Key Features of Phase Portraits
A phase portrait displays the trajectories of solutions in the $xy$-plane, allowing us to visualize the long-term behavior of the system without solving the equations explicitly.
Equilibrium Points
- Equilibrium points are locations where $\frac{dx}{dt} = \frac{dy}{dt} = 0$.
- These points represent states where the system doesn't change over time.
For the system:
\[\begin{cases} \frac{dx}{dt} = 2x - y \\\frac{dy}{dt} = x + y \end{cases} \]
The equilibrium point is (0,0), as both equations equal zero when $x=y=0$.
Stable Populations
- Stable populations occur when trajectories converge to an equilibrium point.

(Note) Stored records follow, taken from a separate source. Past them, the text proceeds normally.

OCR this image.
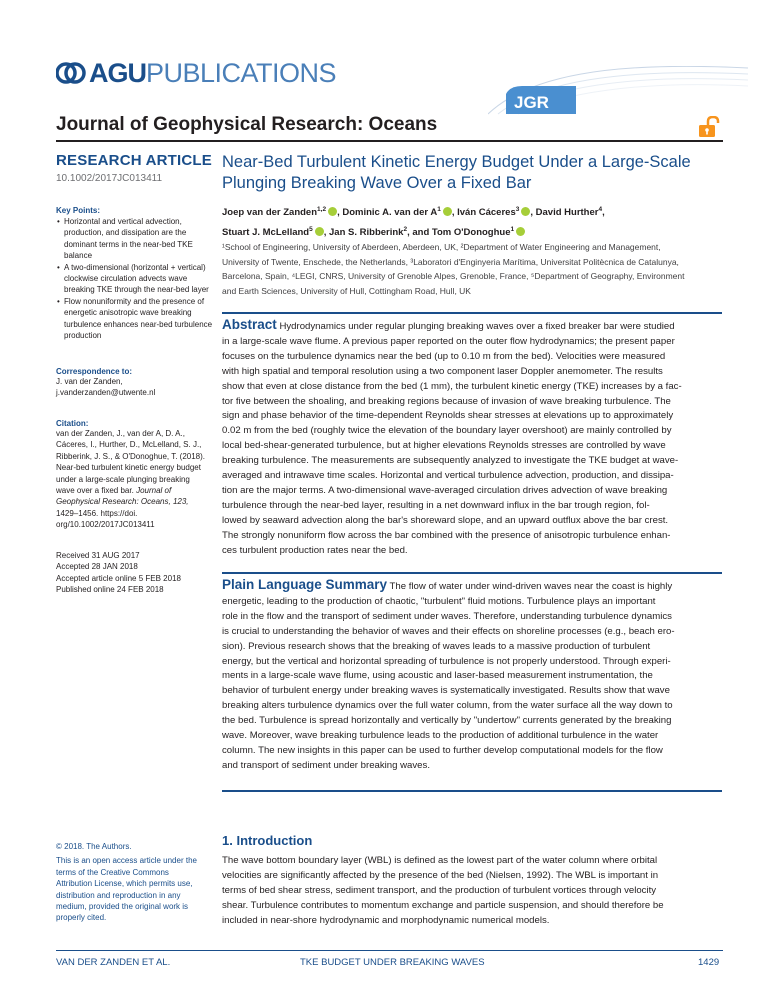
AGU PUBLICATIONS
JGR
Journal of Geophysical Research: Oceans
RESEARCH ARTICLE
10.1002/2017JC013411
Key Points:
• Horizontal and vertical advection, production, and dissipation are the dominant terms in the near-bed TKE balance
• A two-dimensional (horizontal + vertical) clockwise circulation advects wave breaking TKE through the near-bed layer
• Flow nonuniformity and the presence of energetic anisotropic wave breaking turbulence enhances near-bed turbulence production
Correspondence to:
J. van der Zanden,
j.vanderzanden@utwente.nl
Citation:
van der Zanden, J., van der A, D. A., Cáceres, I., Hurther, D., McLelland, S. J., Ribberink, J. S., & O'Donoghue, T. (2018). Near-bed turbulent kinetic energy budget under a large-scale plunging breaking wave over a fixed bar. Journal of Geophysical Research: Oceans, 123, 1429–1456. https://doi. org/10.1002/2017JC013411
Received 31 AUG 2017
Accepted 28 JAN 2018
Accepted article online 5 FEB 2018
Published online 24 FEB 2018
© 2018. The Authors.
This is an open access article under the terms of the Creative Commons Attribution License, which permits use, distribution and reproduction in any medium, provided the original work is properly cited.
Near-Bed Turbulent Kinetic Energy Budget Under a Large-Scale
Plunging Breaking Wave Over a Fixed Bar
Joep van der Zanden$^{1,2}$ , Dominic A. van der $A^1$ , Iván Cáceres$^3$ , David Hurther$^4$,
Stuart J. McLelland$^5$ , Jan S. Ribberink$^2$, and Tom O'Donoghue$^1$
¹School of Engineering, University of Aberdeen, Aberdeen, UK, ²Department of Water Engineering and Management,
University of Twente, Enschede, the Netherlands, ³Laboratori d'Enginyeria Marítima, Universitat Politècnica de Catalunya,
Barcelona, Spain, ⁴LEGI, CNRS, University of Grenoble Alpes, Grenoble, France, ⁵Department of Geography, Environment
and Earth Sciences, University of Hull, Cottingham Road, Hull, UK
Abstract Hydrodynamics under regular plunging breaking waves over a fixed breaker bar were studied
in a large-scale wave flume. A previous paper reported on the outer flow hydrodynamics; the present paper
focuses on the turbulence dynamics near the bed (up to 0.10 m from the bed). Velocities were measured
with high spatial and temporal resolution using a two component laser Doppler anemometer. The results
show that even at close distance from the bed (1 mm), the turbulent kinetic energy (TKE) increases by a fac-
tor five between the shoaling, and breaking regions because of invasion of wave breaking turbulence. The
sign and phase behavior of the time-dependent Reynolds shear stresses at elevations up to approximately
0.02 m from the bed (roughly twice the elevation of the boundary layer overshoot) are mainly controlled by
local bed-shear-generated turbulence, but at higher elevations Reynolds stresses are controlled by wave
breaking turbulence. The measurements are subsequently analyzed to investigate the TKE budget at wave-
averaged and intrawave time scales. Horizontal and vertical turbulence advection, production, and dissipa-
tion are the major terms. A two-dimensional wave-averaged circulation drives advection of wave breaking
turbulence through the near-bed layer, resulting in a net downward influx in the bar trough region, fol-
lowed by seaward advection along the bar's shoreward slope, and an upward outflux above the bar crest.
The strongly nonuniform flow across the bar combined with the presence of anisotropic turbulence enhan-
ces turbulent production rates near the bed.
Plain Language Summary The flow of water under wind-driven waves near the coast is highly
energetic, leading to the production of chaotic, "turbulent" fluid motions. Turbulence plays an important
role in the flow and the transport of sediment under waves. Therefore, understanding turbulence dynamics
is crucial to understanding the behavior of waves and their effects on shoreline processes (e.g., beach ero-
sion). Previous research shows that the breaking of waves leads to a massive production of turbulent
energy, but the vertical and horizontal spreading of turbulence is not properly understood. Through experi-
ments in a large-scale wave flume, using acoustic and laser-based measurement instrumentation, the
behavior of turbulent energy under breaking waves is systematically investigated. Results show that wave
breaking alters turbulence dynamics over the full water column, from the water surface all the way down to
the bed. Turbulence is spread horizontally and vertically by "undertow" currents generated by the breaking
wave. Moreover, wave breaking turbulence leads to the production of additional turbulence in the water
column. The new insights in this paper can be used to further develop computational models for the flow
and transport of sediment under breaking waves.
1. Introduction
The wave bottom boundary layer (WBL) is defined as the lowest part of the water column where orbital
velocities are significantly affected by the presence of the bed (Nielsen, 1992). The WBL is important in
terms of bed shear stress, sediment transport, and the production of turbulent vortices through velocity
shear. Turbulence contributes to momentum exchange and particle suspension, and should therefore be
included in near-shore hydrodynamic and morphodynamic numerical models.
VAN DER ZANDEN ET AL.	TKE BUDGET UNDER BREAKING WAVES	1429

- This indicates that regardless of initial conditions, the system will eventually settle into a steady state.
Saddle Points
- Saddle points are equilibrium points where trajectories approach from some directions but move away in others.
- They represent unstable equilibria.
Saddle points often occur when eigenvalues have different signs, creating a "saddle" shape in the phase portrait.

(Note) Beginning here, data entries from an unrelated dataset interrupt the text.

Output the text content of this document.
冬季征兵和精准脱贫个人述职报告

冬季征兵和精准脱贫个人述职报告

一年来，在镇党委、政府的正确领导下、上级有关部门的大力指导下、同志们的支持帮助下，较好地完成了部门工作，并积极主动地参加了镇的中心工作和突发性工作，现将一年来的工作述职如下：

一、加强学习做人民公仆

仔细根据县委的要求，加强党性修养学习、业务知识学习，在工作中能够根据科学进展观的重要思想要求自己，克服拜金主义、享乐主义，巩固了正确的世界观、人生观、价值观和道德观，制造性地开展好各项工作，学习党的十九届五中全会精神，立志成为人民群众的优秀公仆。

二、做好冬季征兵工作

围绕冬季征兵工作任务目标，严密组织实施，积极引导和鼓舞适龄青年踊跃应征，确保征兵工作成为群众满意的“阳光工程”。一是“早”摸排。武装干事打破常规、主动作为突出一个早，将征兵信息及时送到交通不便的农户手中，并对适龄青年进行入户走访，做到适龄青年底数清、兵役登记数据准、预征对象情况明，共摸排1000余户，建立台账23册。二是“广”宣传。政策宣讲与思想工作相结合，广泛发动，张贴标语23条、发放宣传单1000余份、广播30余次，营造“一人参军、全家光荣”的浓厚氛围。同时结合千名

Eigenvalues and Their Impact on Solutions
The nature of the eigenvalues of the system matrix determines the qualitative behavior of solutions.
Positive Real Eigenvalues or Complex with Positive Real Part
- When eigenvalues are positive real numbers or complex numbers with positive real parts, all solutions move away from the origin.
- This results in unstable behavior.
Negative Real Eigenvalues or Complex with Negative Real Part
- Negative real eigenvalues or complex eigenvalues with negative real parts cause all solutions to move towards the origin, indicating stable behavior.
Complex Eigenvalues
- Complex eigenvalues lead to spiral trajectories.
- The real part determines whether the spiral moves inward (negative) or outward (positive).
For the system:
\[\begin{cases} \frac{dx}{dt} = -x + y \\ \frac{dy}{dt} = -2x - y \end{cases} \]
The eigenvalues are $-1 \pm i$. This results in an inward spiral, as the real part (-1) is negative.
Purely Imaginary Eigenvalues
- When eigenvalues are purely imaginary, solutions form closed orbits (circles or ellipses) around the origin.
Students often confuse purely imaginary eigenvalues with complex eigenvalues. Remember, purely imaginary eigenvalues have no real part, leading to closed orbits rather than spirals.